© 2011 N.J. Walters
Almost against her will, she was drawn to her purse. She opened the bag, reached in her hand and touched the smooth wax of the candle. The scent of rose oil tickled her nostrils, reminding her once again of the ritual she and her friends had performed earlier this evening. Maggie had planned to leave her candle at Rhiannon’s, but had been unable to abandon it.
She closed her fingers around the candle and held it tight in her left hand as she climbed the stairs. Her right hand slid up the smooth banister, guiding her as she made her way upstairs. She walked across the old oak flooring and into her bedroom, drawing comfort from the familiar creaks in the wood. Flicking on the Tiffany lamp she’d bought at an estate sale, she looked around the room.
The furniture had belonged to her grandmother. It was old, handcrafted more than a hundred and fifty years ago out of solid oak. Maggie loved the bed, with its intricately carved headboard and footboard of Celtic knot work. The tall armoire, which sat against one wall, and the pair of nightstands flanking the bed were also adorned with the same carvings. A large, freestanding mirror sat in one corner of the room, roses carved into the heavy frame.
Maggie had repainted the room a cheerful yellow and bought gauzy white drapes for the two windows that faced the ocean. The oak floor was softened with an area rug done in a design of yellows, browns and greens. The comforter was also new. It was a profusion of colorful flowers, which made the room cheerful and bright.
The room was hers in every way. She’d put her stamp on it, doing it to please no one but herself. Placing the candle on the bedside table, she stared at it for one long moment. “It’s just a candle,” she muttered.
And truly, that’s all it was. The spell they’d cast was nothing more than words. It had no power, no magick. The wind chose that moment to whip up and beat at the closed window. Maggie shivered, but briskly turned away and began to pull off her clothing.
Gathering the discarded garments, she made her way to the bathroom and dumped them into the laundry hamper. It didn’t take her long to wash her face and brush out her waist-length hair. She tossed her brush onto the bathroom vanity and reached for her nightgown that was hanging from a hook on the back of the door.
She paused, looking at her reflection in the mirror. Green eyes peered back at her. It wasn’t a bad face, just not an overly beautiful one. Like the rest of her, her face was a bit too rounded. With a smattering of freckles covering her nose and cheeks, she looked more like the girl next door than a sexy siren. She’d always felt so out of place in California among the tall, thin blonds. With her curvy body and her long red hair, she’d always stood out, and not in a good way.
Sighing, she slipped the nightgown over her head. The silky fabric slid over her body, leaving goose bumps in its wake. All that talk of sex tonight over at Rhiannon’s had reminded her of how long it had been since she’d had any. Six months since she’d tossed her ring back at her ex-fiancé, and even before that, it had been several months. That should have been her first clue that something wasn’t right in their relationship.
She’d been so busy at her job with a large advertising firm and planning the wedding that she hadn’t questioned the lack of passion in her relationship too deeply. Mostly, she hadn’t wanted to see the truth about Mitchell Michaels, the third.
She’d settled because she hadn’t wanted to be alone and because she hadn’t thought she’d get another proposal. She’d ignored his veiled hints that she should lose weight and think about dyeing her hair, or at least cutting it. She’d ignored the fact that it didn’t seem to bother either her or Mitchell that they hadn’t slept together in months. She was thirty years old and it was time to get married. God, she’d been so pathetic.

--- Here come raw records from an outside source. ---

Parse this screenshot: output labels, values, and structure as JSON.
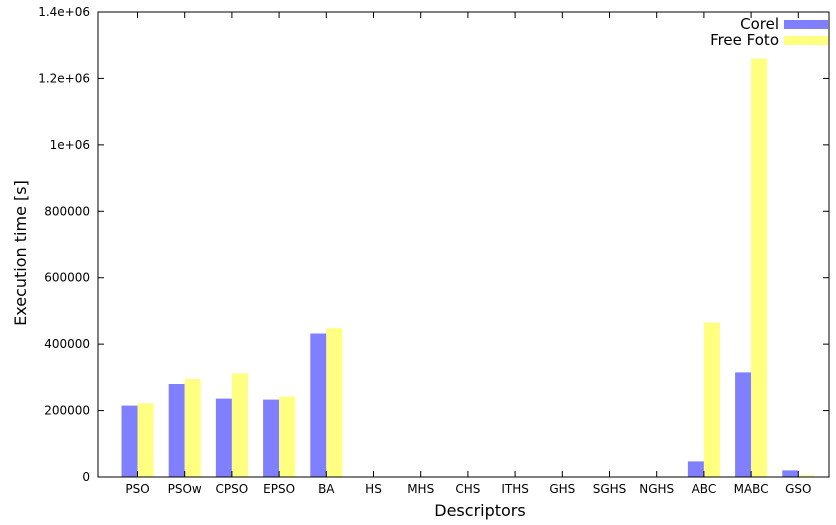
{
  "chart_data": {
    "type": "bar",
    "categories": [
      "PSO",
      "PSOw",
      "CPSO",
      "EPSO",
      "BA",
      "HS",
      "MHS",
      "CHS",
      "ITHS",
      "GHS",
      "SGHS",
      "NGHS",
      "ABC",
      "MABC",
      "GSO"
    ],
    "series": [
      {
        "name": "Corel",
        "color": "#8080ff",
        "values": [
          215000,
          280000,
          236000,
          233000,
          432000,
          0,
          0,
          0,
          0,
          0,
          0,
          0,
          47000,
          315000,
          20000
        ]
      },
      {
        "name": "Free Foto",
        "color": "#ffff80",
        "values": [
          222000,
          295000,
          312000,
          242000,
          448000,
          0,
          0,
          0,
          0,
          0,
          0,
          0,
          465000,
          1260000,
          5000
        ]
      }
    ],
    "xlabel": "Descriptors",
    "ylabel": "Execution time [s]",
    "ylim": [
      0,
      1400000
    ],
    "yticks": [
      {
        "value": 0,
        "label": "0"
      },
      {
        "value": 200000,
        "label": "200000"
      },
      {
        "value": 400000,
        "label": "400000"
      },
      {
        "value": 600000,
        "label": "600000"
      },
      {
        "value": 800000,
        "label": "800000"
      },
      {
        "value": 1000000,
        "label": "1e+06"
      },
      {
        "value": 1200000,
        "label": "1.2e+06"
      },
      {
        "value": 1400000,
        "label": "1.4e+06"
      }
    ],
    "grid": false,
    "legend_position": "top-right"
  }
}
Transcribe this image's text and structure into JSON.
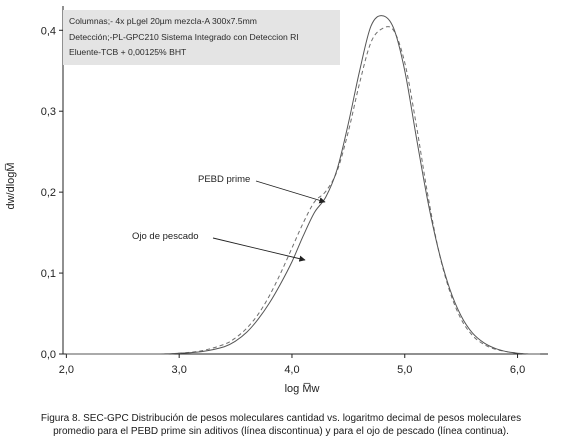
{
  "chart_data": {
    "type": "line",
    "xlabel": "log M̅w",
    "ylabel": "dw/dlogM̅",
    "xlim": [
      1.97,
      6.27
    ],
    "ylim": [
      0,
      0.43
    ],
    "x_ticks": [
      2.0,
      3.0,
      4.0,
      5.0,
      6.0
    ],
    "x_tick_labels": [
      "2,0",
      "3,0",
      "4,0",
      "5,0",
      "6,0"
    ],
    "y_ticks": [
      0,
      0.1,
      0.2,
      0.3,
      0.4
    ],
    "y_tick_labels": [
      "0,0",
      "0,1",
      "0,2",
      "0,3",
      "0,4"
    ],
    "grid": false,
    "info_box": [
      "Columnas;- 4x pLgel 20µm mezcla-A 300x7.5mm",
      "Detección;-PL-GPC210 Sistema Integrado con Deteccion RI",
      "Eluente-TCB + 0,00125% BHT"
    ],
    "series": [
      {
        "style": "dashed",
        "color": "#6e6e6e",
        "x": [
          2.0,
          2.8,
          3.0,
          3.2,
          3.4,
          3.5,
          3.6,
          3.7,
          3.8,
          3.9,
          4.0,
          4.1,
          4.2,
          4.3,
          4.4,
          4.5,
          4.6,
          4.7,
          4.8,
          4.9,
          5.0,
          5.1,
          5.2,
          5.3,
          5.4,
          5.5,
          5.6,
          5.7,
          5.8,
          5.9,
          6.0,
          6.1,
          6.2
        ],
        "values": [
          0.0,
          0.0,
          0.001,
          0.004,
          0.012,
          0.02,
          0.032,
          0.049,
          0.072,
          0.1,
          0.131,
          0.162,
          0.188,
          0.201,
          0.226,
          0.275,
          0.335,
          0.385,
          0.402,
          0.4,
          0.36,
          0.285,
          0.2,
          0.128,
          0.077,
          0.043,
          0.023,
          0.012,
          0.006,
          0.003,
          0.001,
          0.0,
          0.0
        ]
      },
      {
        "style": "solid",
        "color": "#555555",
        "x": [
          2.0,
          2.8,
          3.0,
          3.2,
          3.4,
          3.5,
          3.6,
          3.7,
          3.8,
          3.9,
          4.0,
          4.1,
          4.2,
          4.3,
          4.4,
          4.5,
          4.6,
          4.7,
          4.8,
          4.9,
          5.0,
          5.1,
          5.2,
          5.3,
          5.4,
          5.5,
          5.6,
          5.7,
          5.8,
          5.9,
          6.0,
          6.1,
          6.2
        ],
        "values": [
          0.0,
          0.0,
          0.001,
          0.003,
          0.009,
          0.016,
          0.027,
          0.043,
          0.063,
          0.087,
          0.114,
          0.146,
          0.175,
          0.194,
          0.228,
          0.285,
          0.35,
          0.405,
          0.418,
          0.403,
          0.35,
          0.27,
          0.192,
          0.128,
          0.08,
          0.047,
          0.026,
          0.014,
          0.007,
          0.003,
          0.001,
          0.0,
          0.0
        ]
      }
    ],
    "annotations": [
      {
        "text": "PEBD prime"
      },
      {
        "text": "Ojo de pescado"
      }
    ]
  },
  "caption": {
    "line1": "Figura 8. SEC-GPC Distribución de pesos moleculares cantidad vs. logaritmo decimal de pesos moleculares",
    "line2": "promedio para el PEBD prime sin aditivos (línea discontinua) y para el ojo de pescado (línea continua)."
  }
}
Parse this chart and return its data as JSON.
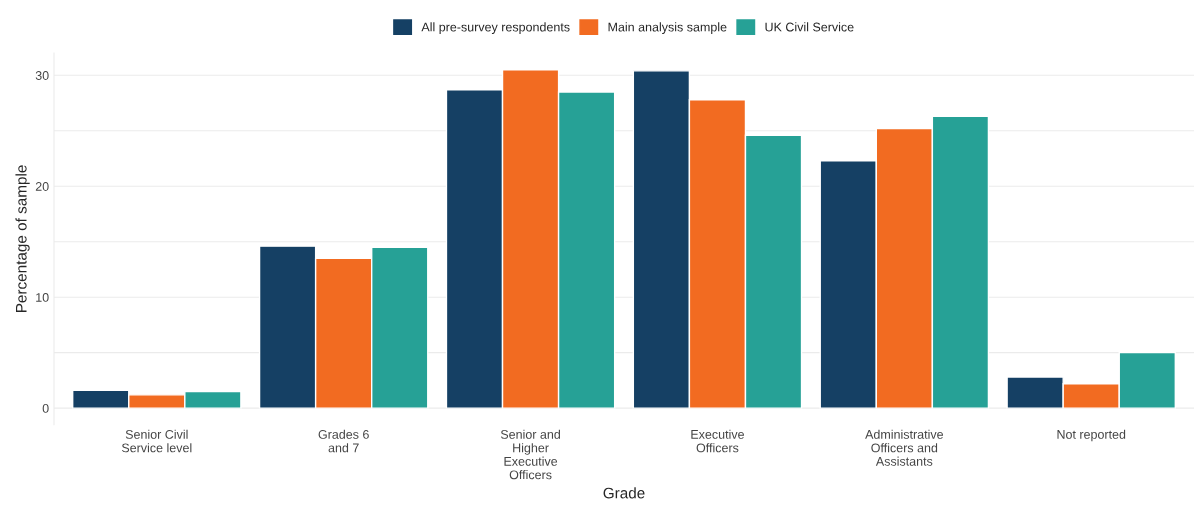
{
  "chart_data": {
    "type": "bar",
    "categories": [
      "Senior Civil\nService level",
      "Grades 6\nand 7",
      "Senior and\nHigher\nExecutive\nOfficers",
      "Executive\nOfficers",
      "Administrative\nOfficers and\nAssistants",
      "Not reported"
    ],
    "series": [
      {
        "name": "All pre-survey respondents",
        "color": "#154064",
        "values": [
          1.6,
          14.6,
          28.7,
          30.4,
          22.3,
          2.8
        ]
      },
      {
        "name": "Main analysis sample",
        "color": "#f26b21",
        "values": [
          1.2,
          13.5,
          30.5,
          27.8,
          25.2,
          2.2
        ]
      },
      {
        "name": "UK Civil Service",
        "color": "#26a196",
        "values": [
          1.5,
          14.5,
          28.5,
          24.6,
          26.3,
          5.0
        ]
      }
    ],
    "xlabel": "Grade",
    "ylabel": "Percentage of sample",
    "ylim": [
      -1.5,
      32
    ],
    "yticks": [
      0,
      {
        "value": 5,
        "label": null
      },
      10,
      {
        "value": 15,
        "label": null
      },
      20,
      {
        "value": 25,
        "label": null
      },
      30
    ],
    "grid": "y",
    "legend": "top"
  }
}
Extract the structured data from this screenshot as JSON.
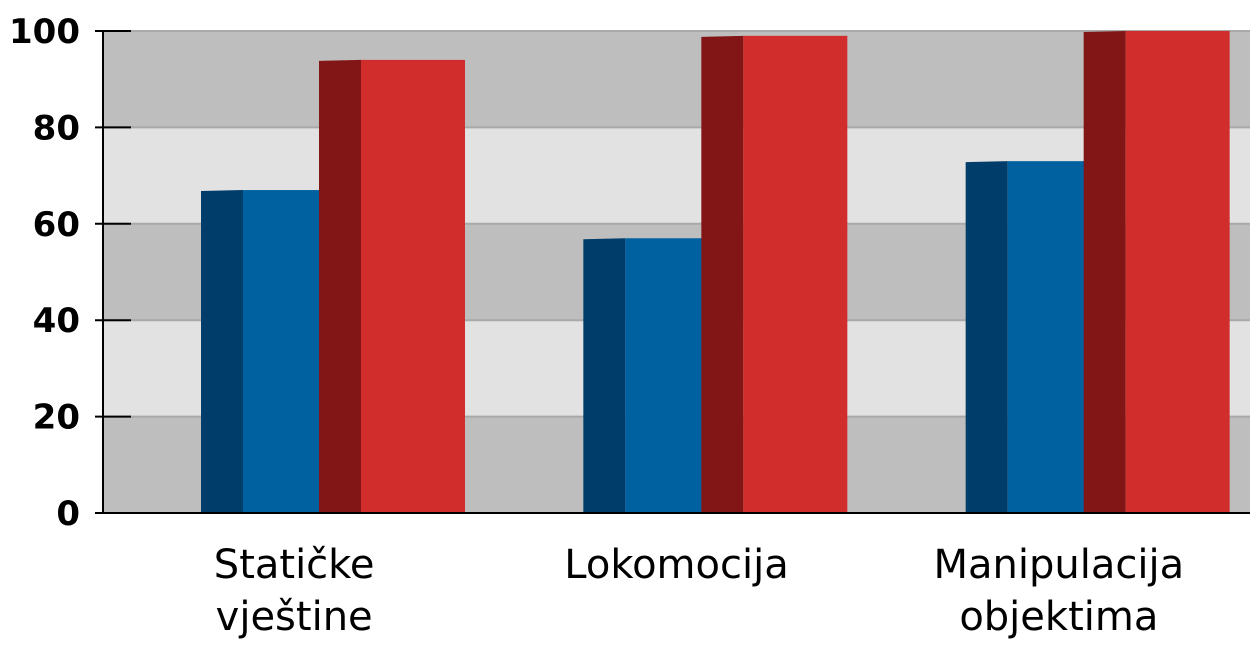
{
  "chart_data": {
    "type": "bar",
    "title": "",
    "xlabel": "",
    "ylabel": "",
    "ylim": [
      0,
      100
    ],
    "yticks": [
      "0",
      "20",
      "40",
      "60",
      "80",
      "100"
    ],
    "categories": [
      [
        "Statičke",
        "vještine"
      ],
      [
        "Lokomocija"
      ],
      [
        "Manipulacija",
        "objektima"
      ]
    ],
    "series": [
      {
        "values": [
          67,
          57,
          73
        ],
        "color": "#0061a1",
        "side_color": "#003d6b"
      },
      {
        "values": [
          94,
          99,
          100
        ],
        "color": "#d12d2d",
        "side_color": "#821515"
      }
    ],
    "grid": "horizontal bands",
    "band_colors": [
      "#bebebe",
      "#e2e2e2"
    ],
    "legend": "none"
  }
}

But those days were over. It had taken her long, hard months to get past the pain of the betrayal. Not only had Mitchell and Barbara betrayed her, she’d betrayed herself by settling. No more. She’d rather be alone than live with a man who didn’t love her for who she was.
And sex. Well, she was quite capable of taking care of her needs herself.
Hurrying back to her bedroom, she tugged back the covers and climbed into bed. She turned off the light and lay there listening to the creaks and groans of the house as it settled for the night. Rolling onto her side, she peered out the closest window. The stars twinkled against the inky curtain of the night like her own personal nightlight.
A sense of restlessness possessed her. It was all that talk about sex tonight. This was all Rhiannon’s fault.
Flopping over onto her back, Maggie closed her eyes and sighed. What she needed was a lover. A dream lover. A man who came to her bed at night and loved her until she was breathless and sated. A man whose touch ignited flames under her skin, whose voice made her shiver with longing.
An image of a man popped into her head—Jed Bearson.